We may earn a commission when you buy through links in our articles. Learn more.

Spotlight on Greenlight: Shadowgate

Shadowgate Zojoi

Welcome once again to PCGamesN’s Spotlight on Greenlight, our regular Saturday feature where we look at the best and the most interesting Greenlight games that are hoping to make their way onto Steam. We’ve already looked at dozens of other titles in weeks past, so do take a look at our back catalogue.

It’s been a year since Zojoi took to Kickstarter to fund a redrawn, repuzzled, and rescored edition of the point and click classic, Shadowgate. Finding fame on the Mac back in 1987, Shadowgate had you explore  the dark corridors of the living castle from which the game takes its name. You were on a mission to slay the Warlock Lord and restore order to the land of Kal Zathynn.

25 years ago Shadowgate was a tough puzzler that charmed players with its excellent score and dark humour; today, everything Zojoi has released of the new version looks to better the original.

Just look at what quarter of a century can do for a game:

To compare, here’s what Shadowgate looked like in 1989 when it was ported to the NES:

I don’t want to focus too much on Shadowgate’s new clothes; there’s a lot more going on than new artwork and audio but, similarly, brushing over the excellent work by artists Chris Cold and Wang Ling and composer Rich Douglas would belittle an impressive achievement. The artists have managed to paint versions of the old rooms, which players know so well, that are both recognisable and almost wholly new. The key features of the rooms remain but they’re now drawn with detail that wasn’t possible in the old versions of the game, detail that was only present in the tone of the text descriptions. This is more than a fidelity thing, it’s exactly what Zojoi have shot for, it’s a reimagining of the original.

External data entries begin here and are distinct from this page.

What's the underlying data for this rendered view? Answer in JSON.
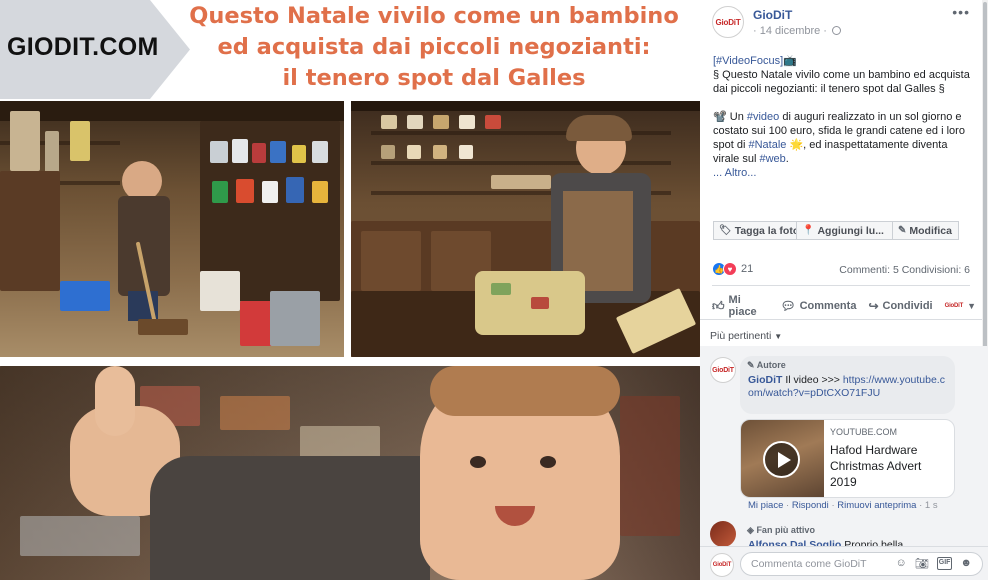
{
  "banner": {
    "logo": "GIODIT.COM",
    "headline": [
      "Questo Natale vivilo come un bambino",
      "ed acquista dai piccoli negozianti:",
      "il tenero spot dal Galles"
    ]
  },
  "post": {
    "page_logo": "GioDiT",
    "author": "GioDiT",
    "date": "· 14 dicembre ·",
    "menu": "•••",
    "body": {
      "line1": "[#VideoFocus]📺",
      "line2": "§ Questo Natale vivilo come un bambino ed acquista dai piccoli negozianti: il tenero spot dal Galles §",
      "p3_a": "📽️ Un ",
      "p3_hash1": "#video",
      "p3_b": " di auguri realizzato in un sol giorno e costato sui 100 euro, sfida le grandi catene ed i loro spot di ",
      "p3_hash2": "#Natale",
      "p3_c": " 🌟, ed inaspettatamente diventa virale sul ",
      "p3_hash3": "#web",
      "p3_d": ".",
      "more": "... Altro..."
    },
    "photo_actions": {
      "tag": "Tagga la foto",
      "location": "Aggiungi lu...",
      "edit": "Modifica"
    },
    "reactions": {
      "count": "21",
      "like_color": "#1877f2",
      "love_color": "#f33e58"
    },
    "stats": "Commenti: 5  Condivisioni: 6",
    "actions": {
      "like": "Mi piace",
      "comment": "Commenta",
      "share": "Condividi"
    },
    "relevance": "Più pertinenti"
  },
  "comments": [
    {
      "badge": "Autore",
      "author": "GioDiT",
      "text": " Il video >>> ",
      "link": "https://www.youtube.com/watch?v=pDtCXO71FJU",
      "card": {
        "domain": "YOUTUBE.COM",
        "title": "Hafod Hardware Christmas Advert 2019"
      },
      "actions": {
        "like": "Mi piace",
        "reply": "Rispondi",
        "remove": "Rimuovi anteprima",
        "time": "1 s"
      }
    },
    {
      "badge": "Fan più attivo",
      "author": "Alfonso Dal Soglio",
      "text": " Proprio bella"
    }
  ],
  "composer": {
    "placeholder": "Commenta come GioDiT"
  },
  "colors": {
    "headline": "#e0704a",
    "link": "#385898",
    "logo_chevron": "#d5d8dd"
  }
}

That same work can be found in the game’s score. Douglas has taken the memorable 8-bit score and built upon it using the tone of the original but making it immensely more rich. You can compare the two at the beginning of Zojoi’s pitch video:

Along with the visual and aural redress – which extends to voiceovers, gruesome sound effects, and plush particle effects – there are cutscenes to add to the original game’s sparse story.

However, the team are doing more than sprucing up the game’s appearance. The elements that most excite me are where the team have had to redesign Shadowgate to turn it into a game that is modern despite its aged source material. The UI, for instance, is completely new. I loved the original Shadowgate but that was despite of the game’s interface, not because of it. You were presented with a screen of buttons and menus that you had to navigate with arrow keys, not a mouse. In fact, the game window itself was tiny in comparison to the UI. You had a small picture of the room that was surrounded by blocks of buttons. The new version of the game has ripped out everything of the old UI. It’s been replaced with a context sensitive system that looks wonderfully simple. More importantly it lets the new artwork fill the screen.

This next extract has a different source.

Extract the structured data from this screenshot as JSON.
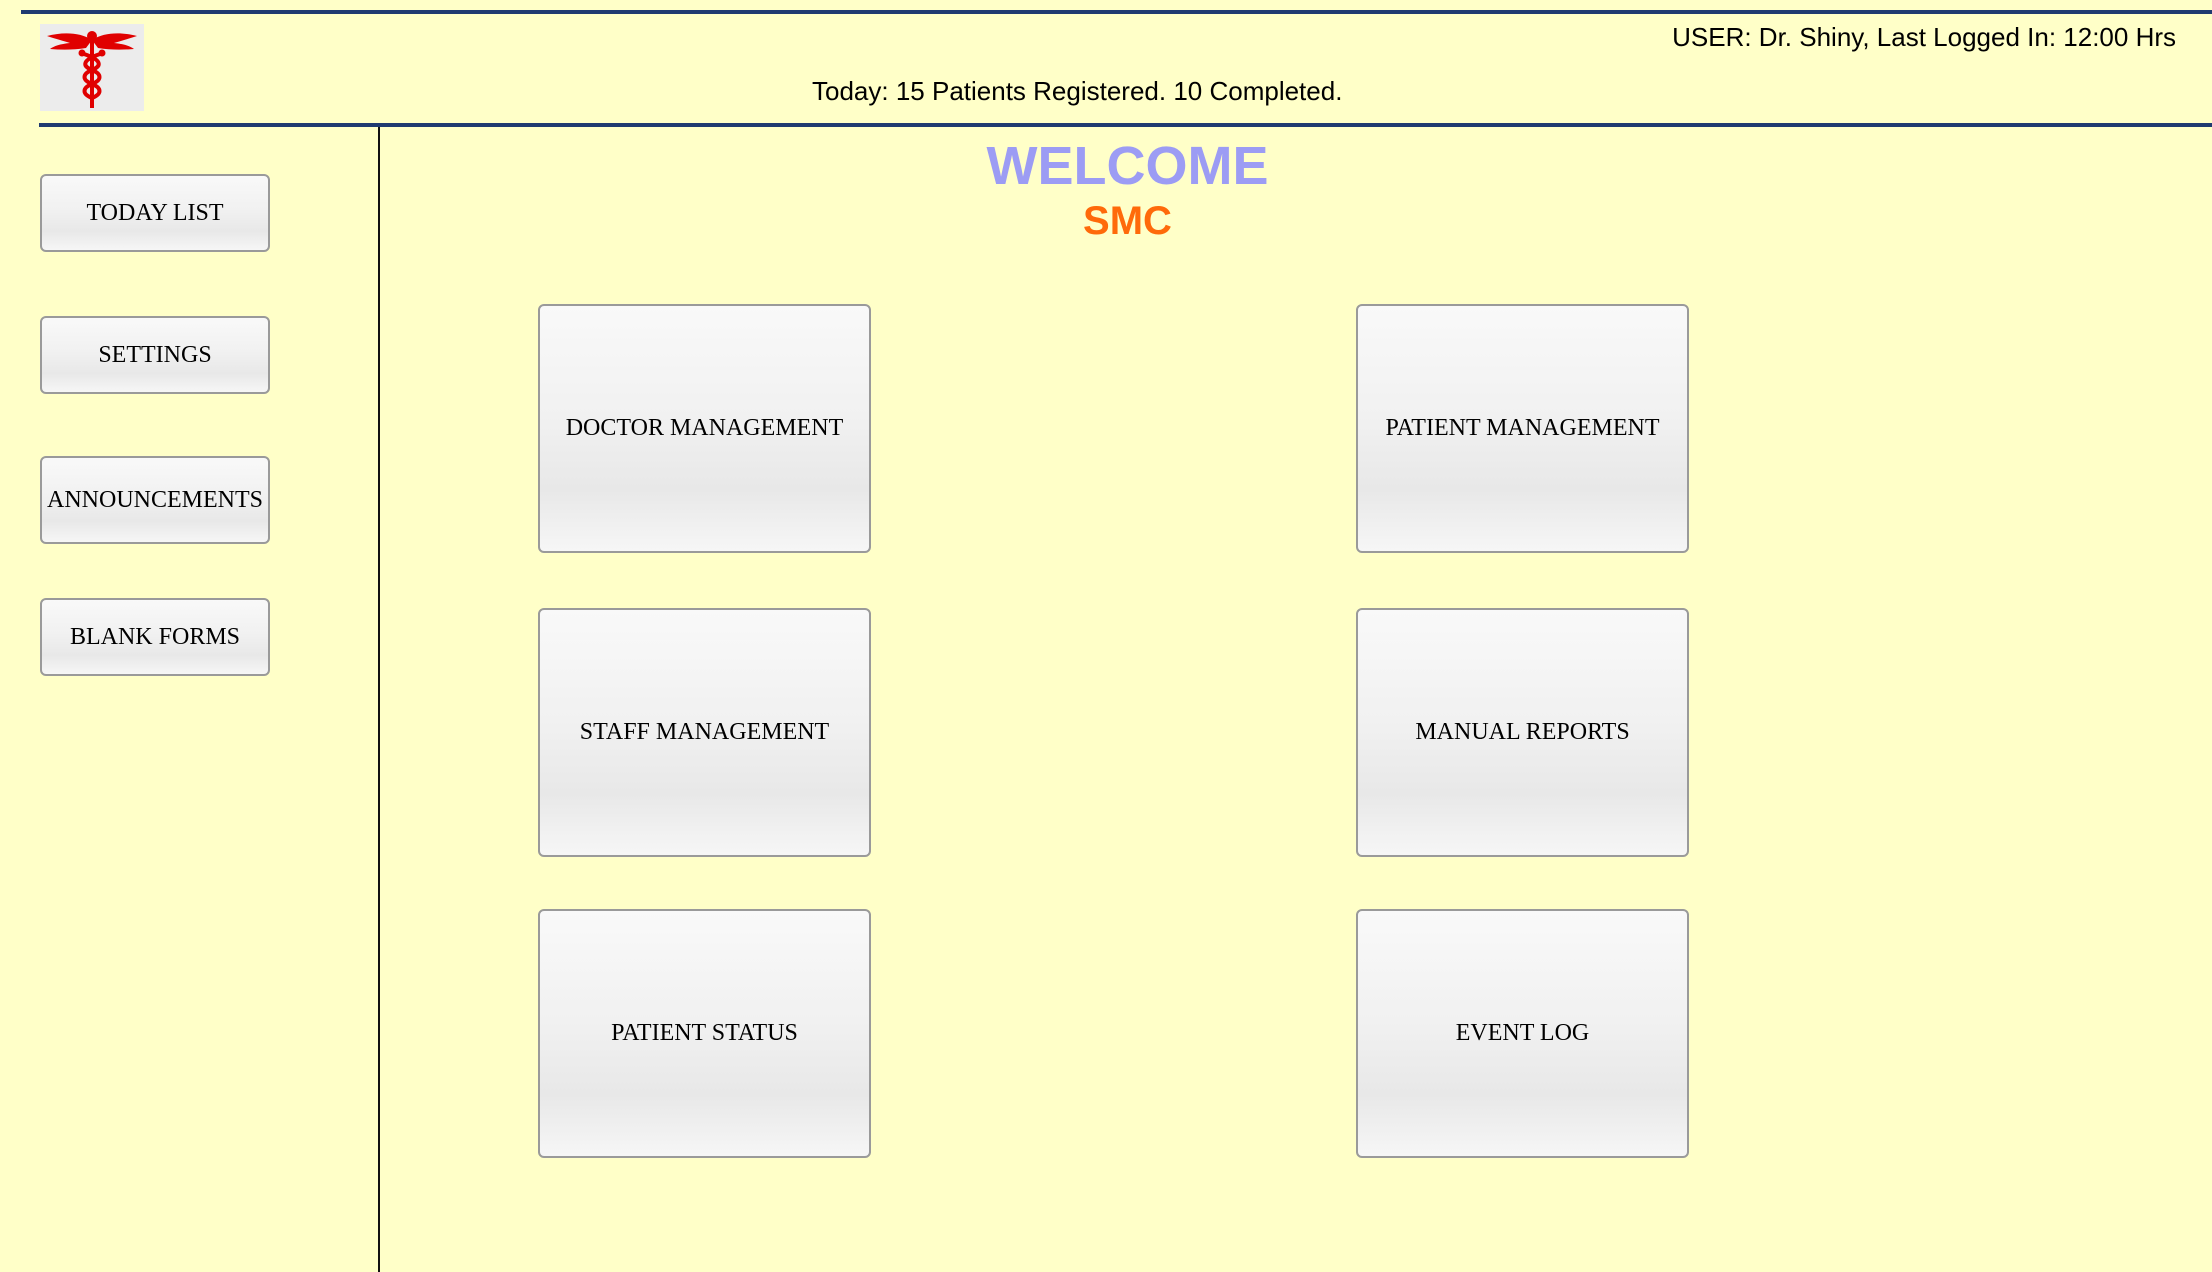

The team have also gone through each of the game’s puzzles and redesigned them so the game can be played through on different difficulty settings. “These scripts range from simpler, more forgiving puzzles and game play to harder, more involved adventuring,” writes Shadowgate’s co-creator Karl Roelofs. “This allows for an easier entry for first-time players while also including expanded versions of game play with more intricate puzzles for those who like their game play more challenging. Combined with changes to torch and overall quest times, this will offer three different play experiences.”

The Kickstarter campaign raised enough to fund the first stretch goal, $130,000 saw the team build an extension to the Castle Shadowgate. The Towers are full of new puzzles and reveal more about the lore of the mysterious world you’re exploring. Despite falling $3,000 short of the next stretch goal, that would have seen a further section added to the castle, the Catacombs, Zojoi are adding about half of that content, too. So this will be the largest version of Shadowgate, as well as the prettiest.

Shadowgate should have a place on Steam. The original game was a grim point’n’click adventure which saw every wrong decision met with a brutal death and the reimagining takes all that charm and challenge and puts it in a modern package.

Better still, if Shadowgate sells well then the team are committed to expanding the adventures in that universe. So, please, give Shadowgate the thumbs up on Greenlight.